Earning his first major league victory. An unexpected comparison to Clayton Kershaw. Pitching in the playoffs.
The 2020 baseball season wildly exceeded what left-handed pitcher Trevor Rogers imagined for himself.
The 6-foot-5, 215-pound Rogers, who turned 23 on Friday, went 1-2 in seven regular-season starts this year for the Miami Marlins, posting a 6.11 ERA with 39 strikeouts/13 walks in 28 innings.
Rogers earned his MLB victory on Aug. 31, at Citi Field in New York against the Mets.
He said he will spend a large chunk of his offseason in his native Carlsbad, where he graduated from high school in 2017. The Journal caught up with Rogers Saturday for a wide-ranging Q&A as he reflected on this most memorable of rookie seasons.
Journal: 2020 has been so massively frustrating and depressing for so many people, but are you one of the few people who will reflect on this year as a good one?
Rogers: I would say as crazy as 2020 has been for a lot of people, it’s been a very good year for me, personally.
J: You only had a handful of innings in Double-A coming into this season.

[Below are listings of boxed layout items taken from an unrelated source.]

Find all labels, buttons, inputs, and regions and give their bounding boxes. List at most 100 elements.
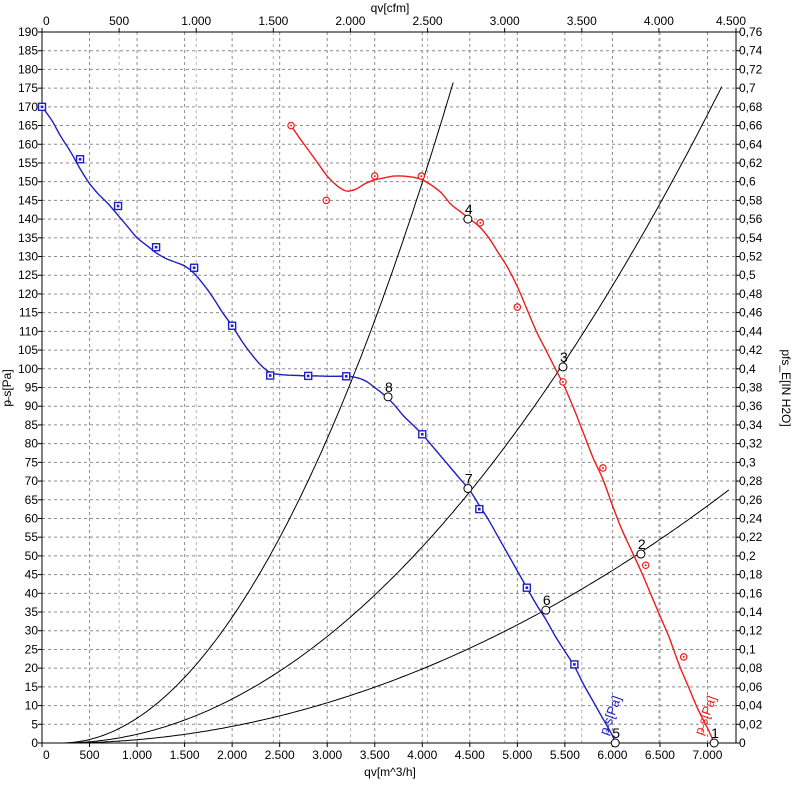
operating-point-label: 2 [638, 536, 646, 552]
bottom-tick-label: 4.000 [407, 748, 437, 762]
right-tick-label: 0,24 [739, 511, 763, 525]
fan-curve-red [290, 125, 715, 744]
left-axis-title: p̶ s[Pa] [0, 369, 14, 406]
left-tick-label: 80 [25, 437, 39, 451]
bottom-tick-label: 3.500 [360, 748, 390, 762]
bottom-tick-label: 3.000 [312, 748, 342, 762]
left-tick-label: 160 [18, 137, 38, 151]
system-curve [42, 82, 454, 744]
left-tick-label: 165 [18, 119, 38, 133]
left-tick-label: 175 [18, 81, 38, 95]
operating-point-label: 3 [560, 349, 568, 365]
operating-point-label: 6 [543, 592, 551, 608]
left-tick-label: 100 [18, 362, 38, 376]
left-tick-label: 115 [19, 306, 38, 320]
top-tick-label: 1.000 [181, 14, 211, 28]
left-tick-label: 110 [19, 324, 38, 338]
right-tick-label: 0,58 [739, 193, 763, 207]
right-axis-title: pfs_E[IN H2O] [779, 349, 793, 426]
right-tick-label: 0,46 [739, 306, 763, 320]
right-tick-label: 0,7 [739, 81, 756, 95]
bottom-tick-label: 6.000 [597, 748, 627, 762]
right-tick-label: 0,04 [739, 699, 763, 713]
right-tick-label: 0,38 [739, 381, 763, 395]
data-point-circle-dot [682, 655, 685, 658]
operating-point-marker [558, 362, 568, 372]
right-tick-label: 0,36 [739, 399, 763, 413]
left-tick-label: 70 [25, 474, 39, 488]
top-tick-label: 4.500 [716, 14, 746, 28]
axis-layer: 0 500 1.000 1.500 2.000 2.500 3.000 3.500 4.000 4… [18, 14, 763, 762]
bottom-axis-title: qv[m^3/h] [364, 765, 416, 779]
data-point-circle-dot [516, 306, 519, 309]
right-tick-label: 0,62 [739, 156, 763, 170]
left-tick-label: 90 [25, 399, 39, 413]
left-tick-label: 40 [25, 586, 39, 600]
operating-point-marker [463, 484, 473, 494]
data-point-square-dot [192, 266, 196, 270]
operating-point-marker [541, 605, 551, 615]
data-point-circle-dot [373, 175, 376, 178]
right-tick-label: 0,72 [739, 62, 763, 76]
right-tick-label: 0,12 [739, 624, 763, 638]
top-tick-label: 2.000 [335, 14, 365, 28]
data-point-square-dot [268, 374, 272, 377]
top-tick-label: 500 [109, 14, 129, 28]
right-tick-label: 0,2 [739, 549, 756, 563]
left-tick-label: 45 [25, 568, 39, 582]
right-tick-label: 0,02 [739, 717, 763, 731]
right-tick-label: 0,16 [739, 586, 763, 600]
right-tick-label: 0,4 [739, 362, 756, 376]
data-point-circle-dot [420, 175, 423, 178]
right-tick-label: 0,76 [739, 25, 763, 39]
right-tick-label: 0,06 [739, 680, 763, 694]
system-curves-layer [42, 82, 730, 744]
data-point-square-dot [344, 374, 348, 378]
bottom-tick-label: 2.000 [217, 748, 247, 762]
top-axis-title: qv[cfm] [371, 1, 410, 15]
left-tick-label: 5 [31, 717, 38, 731]
operating-point-marker [463, 214, 473, 224]
bottom-tick-label: 1.500 [170, 748, 200, 762]
left-tick-label: 0 [31, 736, 38, 750]
right-tick-label: 0,26 [739, 493, 763, 507]
right-tick-label: 0,5 [739, 268, 756, 282]
data-point-square-dot [306, 374, 310, 378]
left-tick-label: 180 [18, 62, 38, 76]
left-tick-label: 150 [18, 175, 38, 189]
right-tick-label: 0,3 [739, 455, 756, 469]
left-tick-label: 125 [18, 268, 38, 282]
left-tick-label: 20 [25, 661, 39, 675]
left-tick-label: 15 [25, 680, 39, 694]
top-tick-label: 3.000 [490, 14, 520, 28]
operating-point-marker [383, 392, 393, 402]
right-tick-label: 0,44 [739, 324, 763, 338]
fan-curves-layer [37, 102, 715, 744]
right-tick-label: 0,1 [739, 642, 756, 656]
data-point-circle-dot [644, 564, 647, 567]
data-point-square-dot [154, 245, 158, 249]
right-tick-label: 0,6 [739, 175, 756, 189]
operating-point-marker [636, 549, 646, 559]
operating-point-label: 7 [465, 471, 473, 487]
right-tick-label: 0,48 [739, 287, 763, 301]
data-point-square-dot [525, 586, 529, 590]
top-tick-label: 4.000 [644, 14, 674, 28]
top-tick-label: 2.500 [413, 14, 443, 28]
operating-point-marker [709, 738, 719, 748]
operating-point-label: 5 [612, 725, 620, 741]
right-tick-label: 0,32 [739, 437, 763, 451]
data-point-circle-dot [479, 221, 482, 224]
operating-point-label: 8 [385, 379, 393, 395]
operating-point-label: 4 [465, 201, 473, 217]
top-tick-label: 0 [43, 14, 50, 28]
data-point-circle-dot [561, 380, 564, 383]
bottom-tick-label: 0 [43, 748, 50, 762]
data-point-square-dot [478, 507, 481, 511]
left-tick-label: 55 [25, 530, 39, 544]
data-point-square-dot [420, 432, 424, 436]
left-tick-label: 170 [18, 100, 38, 114]
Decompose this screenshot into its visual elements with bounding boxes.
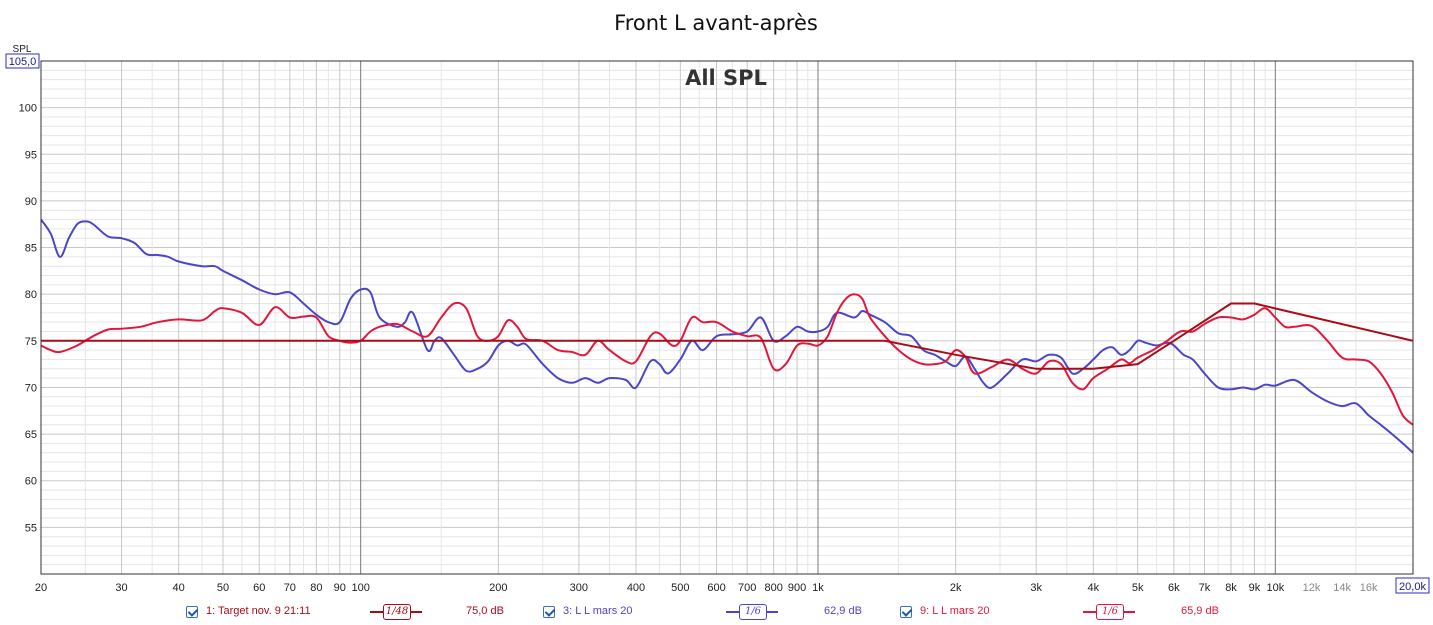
y-tick-label: 60 (25, 476, 37, 488)
y-axis-unit-label: SPL (13, 44, 32, 55)
series-3-checkbox[interactable] (543, 606, 555, 618)
series-9-checkbox[interactable] (900, 606, 912, 618)
x-tick-label: 3k (1030, 582, 1042, 594)
x-tick-label: 700 (738, 582, 756, 594)
x-tick-label: 7k (1199, 582, 1211, 594)
series-1-smoothing: 1/48 (383, 604, 411, 620)
x-tick-label: 20 (35, 582, 47, 594)
x-tick-label: 40 (173, 582, 185, 594)
chart-subtitle: All SPL (685, 66, 767, 90)
x-tick-label: 50 (217, 582, 229, 594)
chart-title: Front L avant-après (614, 11, 818, 35)
series-1-checkbox[interactable] (186, 606, 198, 618)
y-tick-label: 85 (25, 243, 37, 255)
y-tick-label: 80 (25, 289, 37, 301)
x-tick-label: 70 (284, 582, 296, 594)
series-layer (40, 219, 1414, 454)
y-tick-label: 95 (25, 149, 37, 161)
x-tick-label: 4k (1088, 582, 1100, 594)
x-tick-label: 14k (1333, 582, 1351, 594)
x-tick-label: 900 (788, 582, 806, 594)
x-tick-label: 6k (1168, 582, 1180, 594)
x-tick-label: 200 (489, 582, 507, 594)
frequency-response-chart: Front L avant-après 55 60 65 70 75 80 85 90 95 10… (5, 11, 1430, 594)
series-3-level: 62,9 dB (824, 605, 862, 617)
y-tick-label: 65 (25, 429, 37, 441)
series-1-smoothing-swatch[interactable]: 1/48 (370, 603, 422, 621)
y-tick-label: 75 (25, 336, 37, 348)
plot-frame (40, 60, 1414, 575)
series-1-name: 1: Target nov. 9 21:11 (206, 605, 311, 617)
x-tick-label: 90 (334, 582, 346, 594)
series-9-smoothing-swatch[interactable]: 1/6 (1083, 603, 1135, 621)
x-tick-label: 100 (351, 582, 369, 594)
x-tick-label: 60 (253, 582, 265, 594)
x-tick-label: 400 (627, 582, 645, 594)
x-tick-label: 5k (1132, 582, 1144, 594)
grid (41, 61, 1413, 574)
series-3-smoothing: 1/6 (739, 604, 767, 620)
x-tick-label: 80 (310, 582, 322, 594)
x-tick-label: 10k (1266, 582, 1284, 594)
x-tick-label: 12k (1303, 582, 1321, 594)
y-tick-label: 55 (25, 522, 37, 534)
series-3-smoothing-swatch[interactable]: 1/6 (726, 603, 778, 621)
series-3-line (40, 219, 1414, 454)
x-tick-label: 30 (115, 582, 127, 594)
series-1-level: 75,0 dB (466, 605, 504, 617)
legend: 1: Target nov. 9 21:11 1/48 75,0 dB 3: L… (0, 600, 1433, 625)
x-tick-label: 300 (570, 582, 588, 594)
x-max-box[interactable] (1395, 577, 1430, 594)
x-tick-label: 8k (1225, 582, 1237, 594)
x-tick-label: 600 (707, 582, 725, 594)
x-tick-label: 2k (950, 582, 962, 594)
x-tick-label: 16k (1360, 582, 1378, 594)
y-tick-label: 90 (25, 196, 37, 208)
series-target-line (41, 302, 1414, 370)
x-tick-label: 800 (764, 582, 782, 594)
y-tick-label: 70 (25, 382, 37, 394)
series-9-line (40, 293, 1414, 426)
x-tick-label: 1k (812, 582, 824, 594)
y-max-label: 105,0 (9, 56, 37, 68)
x-tick-label: 9k (1249, 582, 1261, 594)
series-9-name: 9: L L mars 20 (920, 605, 990, 617)
x-tick-label: 500 (671, 582, 689, 594)
y-tick-label: 100 (19, 103, 37, 115)
series-3-name: 3: L L mars 20 (563, 605, 633, 617)
series-9-level: 65,9 dB (1181, 605, 1219, 617)
series-9-smoothing: 1/6 (1096, 604, 1124, 620)
y-max-box[interactable] (5, 53, 40, 69)
x-max-label: 20,0k (1399, 581, 1426, 593)
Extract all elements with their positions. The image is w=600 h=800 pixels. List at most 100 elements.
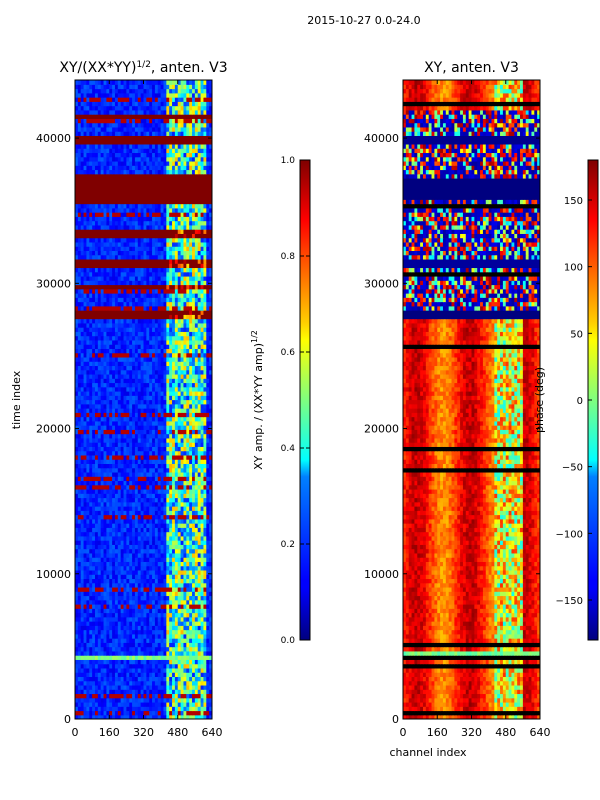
heatmap-cell bbox=[86, 339, 90, 345]
heatmap-cell bbox=[137, 680, 142, 686]
heatmap-cell bbox=[169, 684, 173, 690]
heatmap-cell bbox=[169, 659, 173, 665]
heatmap-cell bbox=[194, 557, 199, 562]
heatmap-cell bbox=[77, 586, 82, 592]
heatmap-cell bbox=[177, 706, 182, 712]
heatmap-cell bbox=[100, 386, 105, 392]
heatmap-cell bbox=[100, 352, 105, 358]
heatmap-cell bbox=[152, 373, 156, 379]
heatmap-cell bbox=[160, 386, 165, 392]
heatmap-cell bbox=[97, 586, 102, 592]
heatmap-cell bbox=[126, 586, 130, 592]
heatmap-cell bbox=[180, 425, 185, 430]
heatmap-cell bbox=[152, 322, 156, 328]
heatmap-cell bbox=[177, 569, 182, 575]
heatmap-cell bbox=[109, 288, 113, 294]
heatmap-cell bbox=[203, 471, 207, 477]
heatmap-cell bbox=[206, 339, 210, 345]
heatmap-cell bbox=[163, 629, 167, 635]
heatmap-cell bbox=[192, 442, 196, 447]
heatmap-cell bbox=[86, 578, 90, 584]
heatmap-cell bbox=[97, 361, 102, 367]
heatmap-cell bbox=[149, 297, 153, 303]
heatmap-cell bbox=[80, 352, 85, 358]
heatmap-cell bbox=[112, 318, 116, 324]
heatmap-cell bbox=[180, 582, 185, 588]
heatmap-cell bbox=[106, 390, 110, 396]
heatmap-cell bbox=[97, 574, 102, 580]
heatmap-cell bbox=[120, 356, 125, 362]
heatmap-cell bbox=[209, 527, 212, 533]
heatmap-cell bbox=[172, 552, 176, 558]
heatmap-cell bbox=[83, 459, 88, 464]
heatmap-cell bbox=[152, 284, 156, 290]
heatmap-cell bbox=[117, 369, 122, 375]
heatmap-cell bbox=[112, 561, 116, 567]
heatmap-cell bbox=[75, 710, 79, 716]
heatmap-cell bbox=[166, 378, 170, 384]
heatmap-cell bbox=[120, 331, 125, 337]
heatmap-cell bbox=[109, 369, 113, 375]
heatmap-cell bbox=[183, 408, 187, 413]
heatmap-cell bbox=[140, 710, 145, 716]
heatmap-cell bbox=[166, 608, 170, 614]
heatmap-cell bbox=[77, 390, 82, 396]
heatmap-cell bbox=[106, 446, 110, 452]
heatmap-cell bbox=[75, 672, 79, 677]
heatmap-cell bbox=[75, 420, 79, 426]
heatmap-cell bbox=[194, 318, 199, 324]
heatmap-cell bbox=[177, 514, 182, 520]
heatmap-cell bbox=[97, 706, 102, 712]
heatmap-cell bbox=[163, 408, 167, 413]
heatmap-cell bbox=[180, 569, 185, 575]
heatmap-cell bbox=[77, 701, 82, 707]
heatmap-cell bbox=[180, 369, 185, 375]
heatmap-cell bbox=[92, 535, 96, 541]
heatmap-cell bbox=[154, 621, 159, 626]
heatmap-cell bbox=[154, 454, 159, 460]
heatmap-cell bbox=[163, 642, 167, 648]
heatmap-cell bbox=[129, 429, 133, 435]
heatmap-cell bbox=[106, 463, 110, 469]
heatmap-cell bbox=[149, 454, 153, 460]
heatmap-cell bbox=[192, 327, 196, 332]
heatmap-cell bbox=[75, 655, 79, 660]
heatmap-cell bbox=[132, 706, 136, 712]
heatmap-cell bbox=[149, 535, 153, 541]
heatmap-cell bbox=[157, 301, 162, 307]
heatmap-cell bbox=[160, 561, 165, 567]
heatmap-cell bbox=[197, 633, 202, 639]
heatmap-cell bbox=[112, 327, 116, 332]
heatmap-cell bbox=[97, 655, 102, 660]
heatmap-cell bbox=[100, 629, 105, 635]
heatmap-cell bbox=[194, 361, 199, 367]
heatmap-cell bbox=[86, 663, 90, 669]
heatmap-cell bbox=[197, 493, 202, 499]
heatmap-cell bbox=[109, 510, 113, 516]
heatmap-cell bbox=[160, 293, 165, 298]
heatmap-cell bbox=[89, 693, 93, 699]
heatmap-cell bbox=[189, 510, 193, 516]
heatmap-cell bbox=[206, 646, 210, 652]
heatmap-cell bbox=[92, 540, 96, 545]
heatmap-cell bbox=[183, 488, 187, 494]
heatmap-cell bbox=[126, 284, 130, 290]
heatmap-cell bbox=[123, 297, 127, 303]
heatmap-cell bbox=[192, 599, 196, 605]
heatmap-cell bbox=[97, 463, 102, 469]
heatmap-cell bbox=[146, 412, 150, 418]
heatmap-cell bbox=[92, 412, 96, 418]
heatmap-cell bbox=[183, 484, 187, 490]
heatmap-cell bbox=[180, 523, 185, 528]
heatmap-cell bbox=[186, 663, 190, 669]
heatmap-cell bbox=[149, 540, 153, 545]
heatmap-cell bbox=[109, 523, 113, 528]
heatmap-cell bbox=[160, 454, 165, 460]
heatmap-cell bbox=[140, 535, 145, 541]
heatmap-cell bbox=[194, 697, 199, 703]
heatmap-cell bbox=[83, 476, 88, 482]
heatmap-cell bbox=[200, 412, 205, 418]
heatmap-cell bbox=[126, 488, 130, 494]
heatmap-cell bbox=[203, 612, 207, 618]
heatmap-cell bbox=[169, 706, 173, 712]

Could you ever have imagined when this year began that you’d not only pitch in the majors, but become a regular starter in the Miami rotation, pitch in Yankee Stadium and appear in a playoff game?
Rogers: Going into spring training, if you would have told me that, that I’d be pitching in Yankee Stadium and such, I would have kind of believed you … but it wouldn’t be this year. It would be next year. It was definitely surprising.
J: As you think back to spring, what were your expectations for this season?
Rogers: Looking back, definitely just getting acclimated with all the big-league guys, and seeing where my talent was compared to big-league talent.
J: Did you have it in your head that Triple-A would be the most logical place?
Rogers: Double-A would have been the most logical, and ending the season in Triple-A would have been my best-case scenario going into this year.
J: Assess your performance this year. Strengths, weaknesses, areas you plan to focus on during this offseason.
Rogers: I think definitely (a strength) was knowing I can compete, and compete successfully, at the highest level. And giving my team a chance to win.
Stuff I need to work on, obviously, is improving my scouting report, not falling into patterns.
J: What was the feedback you received from the team, including your manager, Don Mattingly, after the season?
Rogers: They just said, you had a really good year, (that) the numbers don’t show it yet, but that with time, that will come, me getting some experience.
It was my second time facing the Braves that I think I gave up four runs, but in my last two innings, I struck out the side, and Mattingly came up to me and told me that I had that ‘it’ factor. He said, “I was with (Clayton) Kershaw for a long time, and he had that same thing.” Coming from Don Mattingly, it meant a lot coming from him.
J: Is it your belief that you’ll be a regular part of this rotation again next year?
Rogers: That’s my goal. That’s my job to lose. You’ll have to pull it away from me.
J: Best hitter you faced this year?
Rogers: Freddie Freeman (the National League MVP from Atlanta). And I know he had a down year, but J.D. Martinez (of the Red Sox), he was pretty dangerous to face.
J: So much has been made of the great young arms the Marlins have. How special is this group and what, if anything, did you learn watching them and being around them?
Rogers: It’s great to watch how young we are and how successful we are. I think they called us the ‘Young Guns.’ As much talent as we’ve got, it was special to watch.
J: Miami was coming off a 105-loss season in 2019, and then the Marlins became sort of the darlings of MLB with their run toward the playoffs. Describe what it was like to be part of that playoff chase in September and playing October baseball.
Rogers: I couldn’t ask for more. Probably the only thing I could have asked for was to win the World Series.
Getting some playoff experience in my first big league season, you can’t ask for much more than that. We weren’t heavily loaded with playoff experience, but we had that screw-it mentality, like, what do we have to lose?
J: You haven’t played for many professional managers. Talk about playing for Don Mattingly and why he deserved to be the NL Manager of the Year.
Rogers: He’s probably one of the most even-keeled managers that I’ve ever been around. He doesn’t get too high, he doesn’t get too low, and he just talks to you like a regular guy. Very down to earth. Even outside of baseball, he’ll get to know you a little bit, and just having a manager like that is pretty cool.
J: On Friday, Miami became the first franchise in the four major professional sports to hire a woman to be its general manager. What are your thoughts on the Marlins hiring Kim Ng?
Rogers: She’s obviously qualified, she’s been in baseball for a very long time. She knows what the heck she’s doing. … If she can help us get closer to a championship, I’m all for it.
J: Was there any one moment during this season that stands out to you as a personal highlight?
Rogers: Facing that Braves lineup, and striking out the last six batters I faced. Just the mentality of flipping the switch. I started attacking, and making pitches when I needed to.